In my country, for example, part of this distorted view is the collective conviction that women on a public office, are by default of a different nature than other women. That they are strong while by nature women should be soft. That in order to be “qualified” to run an office they have to renounce of their “womanity” coming closer to the men’s advantageous qualities. This de-womanisation of the woman is often passed for her normalization into a club of exclusive membership, which despite its perception as manly rude, rough and heartless, is unjustly considered as the stabilized normal.

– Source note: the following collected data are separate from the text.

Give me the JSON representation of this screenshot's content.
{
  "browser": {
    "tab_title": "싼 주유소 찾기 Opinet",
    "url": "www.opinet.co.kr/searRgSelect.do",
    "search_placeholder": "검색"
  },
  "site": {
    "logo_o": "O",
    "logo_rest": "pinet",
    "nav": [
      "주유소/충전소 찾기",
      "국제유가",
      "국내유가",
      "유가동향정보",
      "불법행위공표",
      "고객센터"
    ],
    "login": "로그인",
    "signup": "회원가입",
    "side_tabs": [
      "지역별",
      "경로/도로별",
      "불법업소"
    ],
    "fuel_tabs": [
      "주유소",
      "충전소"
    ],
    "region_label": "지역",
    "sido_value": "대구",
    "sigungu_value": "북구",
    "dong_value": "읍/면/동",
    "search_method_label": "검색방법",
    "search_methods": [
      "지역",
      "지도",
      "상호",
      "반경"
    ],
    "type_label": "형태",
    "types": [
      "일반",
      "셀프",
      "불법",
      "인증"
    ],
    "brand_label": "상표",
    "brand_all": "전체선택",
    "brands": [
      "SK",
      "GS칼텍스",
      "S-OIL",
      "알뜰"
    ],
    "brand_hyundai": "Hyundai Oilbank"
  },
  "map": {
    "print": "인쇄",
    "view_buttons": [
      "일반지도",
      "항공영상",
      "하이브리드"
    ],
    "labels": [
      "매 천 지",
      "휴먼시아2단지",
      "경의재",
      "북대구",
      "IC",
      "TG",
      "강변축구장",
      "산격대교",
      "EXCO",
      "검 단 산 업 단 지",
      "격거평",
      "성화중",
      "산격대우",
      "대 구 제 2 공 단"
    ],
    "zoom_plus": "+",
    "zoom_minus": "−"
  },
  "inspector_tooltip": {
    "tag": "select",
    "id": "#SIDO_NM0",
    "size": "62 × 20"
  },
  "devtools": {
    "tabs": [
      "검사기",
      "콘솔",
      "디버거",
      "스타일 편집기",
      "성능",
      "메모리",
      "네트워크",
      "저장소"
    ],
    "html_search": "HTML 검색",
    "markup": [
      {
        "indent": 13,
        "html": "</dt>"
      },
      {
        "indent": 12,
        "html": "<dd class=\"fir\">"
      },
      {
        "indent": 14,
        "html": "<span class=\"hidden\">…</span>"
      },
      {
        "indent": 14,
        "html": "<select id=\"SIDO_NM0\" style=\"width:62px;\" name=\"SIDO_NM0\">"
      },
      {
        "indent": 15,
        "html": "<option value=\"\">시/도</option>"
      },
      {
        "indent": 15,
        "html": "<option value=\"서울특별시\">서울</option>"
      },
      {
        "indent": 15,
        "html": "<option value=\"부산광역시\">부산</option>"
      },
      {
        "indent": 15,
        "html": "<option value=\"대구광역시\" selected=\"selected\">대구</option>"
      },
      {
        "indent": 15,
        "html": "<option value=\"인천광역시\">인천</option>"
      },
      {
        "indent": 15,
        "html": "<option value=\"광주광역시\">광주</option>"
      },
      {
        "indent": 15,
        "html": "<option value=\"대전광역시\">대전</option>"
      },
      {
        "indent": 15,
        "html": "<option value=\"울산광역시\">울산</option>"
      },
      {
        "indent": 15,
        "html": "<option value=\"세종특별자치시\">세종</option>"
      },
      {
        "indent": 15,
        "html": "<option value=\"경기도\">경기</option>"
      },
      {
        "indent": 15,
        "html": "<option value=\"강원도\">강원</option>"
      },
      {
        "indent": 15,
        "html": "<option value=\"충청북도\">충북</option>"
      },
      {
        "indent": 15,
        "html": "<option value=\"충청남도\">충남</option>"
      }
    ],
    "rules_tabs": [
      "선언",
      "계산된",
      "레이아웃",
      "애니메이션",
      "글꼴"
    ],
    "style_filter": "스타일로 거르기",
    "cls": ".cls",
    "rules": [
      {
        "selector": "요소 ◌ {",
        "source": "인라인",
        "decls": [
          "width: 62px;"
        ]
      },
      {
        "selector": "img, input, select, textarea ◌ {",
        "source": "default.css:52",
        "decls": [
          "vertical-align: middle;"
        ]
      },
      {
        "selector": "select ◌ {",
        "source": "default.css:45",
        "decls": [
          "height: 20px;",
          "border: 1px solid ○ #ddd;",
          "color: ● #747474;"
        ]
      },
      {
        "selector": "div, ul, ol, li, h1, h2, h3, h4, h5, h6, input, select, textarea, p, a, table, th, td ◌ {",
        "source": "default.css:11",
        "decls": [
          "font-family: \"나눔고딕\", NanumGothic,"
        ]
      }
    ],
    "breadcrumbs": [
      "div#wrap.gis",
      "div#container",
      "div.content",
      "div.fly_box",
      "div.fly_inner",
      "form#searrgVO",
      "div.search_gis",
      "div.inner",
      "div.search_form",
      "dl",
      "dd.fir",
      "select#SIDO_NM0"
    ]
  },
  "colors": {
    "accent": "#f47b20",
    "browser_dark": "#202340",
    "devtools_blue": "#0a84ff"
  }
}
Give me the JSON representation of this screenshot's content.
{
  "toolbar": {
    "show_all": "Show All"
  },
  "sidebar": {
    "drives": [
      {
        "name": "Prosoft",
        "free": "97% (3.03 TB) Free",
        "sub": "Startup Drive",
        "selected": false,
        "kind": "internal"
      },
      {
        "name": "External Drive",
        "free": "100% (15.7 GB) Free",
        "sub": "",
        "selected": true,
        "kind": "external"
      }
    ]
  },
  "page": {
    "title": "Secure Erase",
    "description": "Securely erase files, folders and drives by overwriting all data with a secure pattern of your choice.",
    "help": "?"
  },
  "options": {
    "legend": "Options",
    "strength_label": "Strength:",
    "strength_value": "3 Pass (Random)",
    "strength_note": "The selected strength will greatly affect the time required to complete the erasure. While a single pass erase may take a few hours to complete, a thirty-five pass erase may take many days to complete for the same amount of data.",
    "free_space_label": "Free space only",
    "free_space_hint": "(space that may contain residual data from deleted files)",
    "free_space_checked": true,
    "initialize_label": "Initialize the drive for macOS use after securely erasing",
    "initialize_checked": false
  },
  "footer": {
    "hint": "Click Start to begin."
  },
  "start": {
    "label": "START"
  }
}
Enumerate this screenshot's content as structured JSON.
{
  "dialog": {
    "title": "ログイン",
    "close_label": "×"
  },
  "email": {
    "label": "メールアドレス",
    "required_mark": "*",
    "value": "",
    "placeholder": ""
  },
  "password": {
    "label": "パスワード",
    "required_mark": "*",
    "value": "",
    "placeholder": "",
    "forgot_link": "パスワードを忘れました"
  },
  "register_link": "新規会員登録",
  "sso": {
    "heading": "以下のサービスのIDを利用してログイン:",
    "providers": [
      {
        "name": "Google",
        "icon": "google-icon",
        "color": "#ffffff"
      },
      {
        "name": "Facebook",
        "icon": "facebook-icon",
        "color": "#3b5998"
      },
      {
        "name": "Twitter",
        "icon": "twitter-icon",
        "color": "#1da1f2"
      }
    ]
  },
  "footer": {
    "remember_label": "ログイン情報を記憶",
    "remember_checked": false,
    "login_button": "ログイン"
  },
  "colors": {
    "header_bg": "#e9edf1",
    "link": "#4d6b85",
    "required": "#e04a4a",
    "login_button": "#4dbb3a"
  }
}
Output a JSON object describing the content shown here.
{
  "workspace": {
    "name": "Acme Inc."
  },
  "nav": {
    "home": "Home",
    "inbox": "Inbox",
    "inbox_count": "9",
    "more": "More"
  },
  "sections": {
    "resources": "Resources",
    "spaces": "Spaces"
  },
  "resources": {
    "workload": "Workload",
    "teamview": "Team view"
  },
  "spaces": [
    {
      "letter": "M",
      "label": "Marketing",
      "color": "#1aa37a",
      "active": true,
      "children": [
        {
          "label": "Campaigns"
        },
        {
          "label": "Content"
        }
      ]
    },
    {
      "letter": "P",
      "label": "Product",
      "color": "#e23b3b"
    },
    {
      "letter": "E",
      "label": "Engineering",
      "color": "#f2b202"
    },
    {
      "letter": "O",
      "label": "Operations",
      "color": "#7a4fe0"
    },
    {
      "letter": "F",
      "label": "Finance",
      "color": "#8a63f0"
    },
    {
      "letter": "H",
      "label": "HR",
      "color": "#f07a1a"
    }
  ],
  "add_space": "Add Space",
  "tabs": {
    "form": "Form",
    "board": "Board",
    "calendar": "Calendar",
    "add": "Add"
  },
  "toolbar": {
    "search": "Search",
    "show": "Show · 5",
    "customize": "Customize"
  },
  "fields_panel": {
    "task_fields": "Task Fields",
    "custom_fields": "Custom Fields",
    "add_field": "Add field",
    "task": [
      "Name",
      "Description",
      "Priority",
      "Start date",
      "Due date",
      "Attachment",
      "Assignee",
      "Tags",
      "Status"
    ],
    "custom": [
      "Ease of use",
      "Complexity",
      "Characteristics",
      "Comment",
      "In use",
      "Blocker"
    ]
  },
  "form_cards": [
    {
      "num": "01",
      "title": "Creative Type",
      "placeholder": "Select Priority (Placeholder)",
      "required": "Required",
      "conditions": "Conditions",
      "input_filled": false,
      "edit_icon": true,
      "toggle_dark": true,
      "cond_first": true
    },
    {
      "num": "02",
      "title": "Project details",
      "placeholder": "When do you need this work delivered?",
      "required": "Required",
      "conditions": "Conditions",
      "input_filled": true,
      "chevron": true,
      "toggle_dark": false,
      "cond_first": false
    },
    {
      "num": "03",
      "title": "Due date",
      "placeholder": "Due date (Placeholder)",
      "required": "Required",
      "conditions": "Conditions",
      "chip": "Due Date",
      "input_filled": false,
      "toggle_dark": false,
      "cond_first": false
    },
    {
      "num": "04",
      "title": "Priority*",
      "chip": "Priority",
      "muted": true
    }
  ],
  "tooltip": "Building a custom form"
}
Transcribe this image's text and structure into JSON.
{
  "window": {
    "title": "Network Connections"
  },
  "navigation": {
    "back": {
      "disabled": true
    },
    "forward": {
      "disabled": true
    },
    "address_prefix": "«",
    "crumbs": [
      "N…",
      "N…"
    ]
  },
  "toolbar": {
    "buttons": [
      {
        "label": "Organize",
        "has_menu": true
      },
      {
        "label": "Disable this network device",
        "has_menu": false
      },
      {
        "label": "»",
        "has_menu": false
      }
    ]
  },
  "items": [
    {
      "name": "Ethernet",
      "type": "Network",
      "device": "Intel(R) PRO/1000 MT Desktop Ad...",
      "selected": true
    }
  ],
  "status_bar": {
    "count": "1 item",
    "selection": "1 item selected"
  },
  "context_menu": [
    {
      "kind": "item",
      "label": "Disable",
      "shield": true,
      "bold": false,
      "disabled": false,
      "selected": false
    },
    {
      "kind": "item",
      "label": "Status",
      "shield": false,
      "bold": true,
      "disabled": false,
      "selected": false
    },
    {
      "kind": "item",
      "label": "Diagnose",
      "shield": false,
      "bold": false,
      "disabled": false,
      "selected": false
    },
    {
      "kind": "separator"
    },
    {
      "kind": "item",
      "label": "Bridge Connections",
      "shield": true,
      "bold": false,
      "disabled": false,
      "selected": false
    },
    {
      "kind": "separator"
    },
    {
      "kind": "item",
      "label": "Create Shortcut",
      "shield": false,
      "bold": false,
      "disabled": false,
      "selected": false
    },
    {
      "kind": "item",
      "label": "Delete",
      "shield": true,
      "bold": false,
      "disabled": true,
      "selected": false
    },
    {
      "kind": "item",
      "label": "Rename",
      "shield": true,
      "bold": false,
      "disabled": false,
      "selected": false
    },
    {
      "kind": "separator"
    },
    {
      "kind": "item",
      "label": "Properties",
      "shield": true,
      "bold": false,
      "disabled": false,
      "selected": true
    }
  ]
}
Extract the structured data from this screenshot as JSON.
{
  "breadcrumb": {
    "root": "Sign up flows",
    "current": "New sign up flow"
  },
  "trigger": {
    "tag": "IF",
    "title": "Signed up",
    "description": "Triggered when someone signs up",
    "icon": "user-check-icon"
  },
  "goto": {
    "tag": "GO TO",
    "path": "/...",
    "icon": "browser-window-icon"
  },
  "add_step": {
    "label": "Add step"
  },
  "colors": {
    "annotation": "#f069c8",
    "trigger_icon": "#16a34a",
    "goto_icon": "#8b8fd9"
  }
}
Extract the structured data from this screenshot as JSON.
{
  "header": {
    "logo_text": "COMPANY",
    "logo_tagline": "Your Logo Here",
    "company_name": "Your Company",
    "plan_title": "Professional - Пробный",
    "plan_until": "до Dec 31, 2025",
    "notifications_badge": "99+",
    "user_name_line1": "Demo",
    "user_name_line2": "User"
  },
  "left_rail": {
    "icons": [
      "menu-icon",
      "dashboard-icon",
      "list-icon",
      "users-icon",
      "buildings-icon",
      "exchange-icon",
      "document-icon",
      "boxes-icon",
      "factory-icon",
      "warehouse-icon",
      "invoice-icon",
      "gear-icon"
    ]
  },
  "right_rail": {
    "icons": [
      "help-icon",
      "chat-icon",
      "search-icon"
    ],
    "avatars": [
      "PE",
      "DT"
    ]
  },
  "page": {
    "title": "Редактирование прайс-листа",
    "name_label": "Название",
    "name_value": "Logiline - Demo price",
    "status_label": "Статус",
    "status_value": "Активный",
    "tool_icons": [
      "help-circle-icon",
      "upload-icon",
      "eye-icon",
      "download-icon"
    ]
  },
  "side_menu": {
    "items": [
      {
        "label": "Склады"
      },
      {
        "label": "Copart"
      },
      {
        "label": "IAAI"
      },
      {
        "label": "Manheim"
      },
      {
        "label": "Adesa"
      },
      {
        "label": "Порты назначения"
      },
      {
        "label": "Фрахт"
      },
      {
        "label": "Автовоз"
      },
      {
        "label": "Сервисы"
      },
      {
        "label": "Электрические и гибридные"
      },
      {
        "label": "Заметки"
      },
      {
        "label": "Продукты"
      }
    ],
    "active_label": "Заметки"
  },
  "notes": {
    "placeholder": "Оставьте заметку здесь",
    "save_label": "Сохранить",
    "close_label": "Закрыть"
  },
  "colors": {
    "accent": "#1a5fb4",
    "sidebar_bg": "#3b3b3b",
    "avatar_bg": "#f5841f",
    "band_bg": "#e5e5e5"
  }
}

I have experienced first hand, directed over myself the moment I accepted the direction of the public institution of the Ombudsperson of Albania the same, exact approach from the society, the media and often, also from colleagues heading public institutions. And this is the reason why I want to stress out the huge, immense importance of working for the creation of a culture of normality, which stops asking the women on public offices to perform as some kind of super-women eager to confirm their non-feminine characteristics.

This is the moment to work for a new culture of calling for the normal human beings, for the normal women to which nobody requires to perform as strong in order to fit a position, and to normal men as well".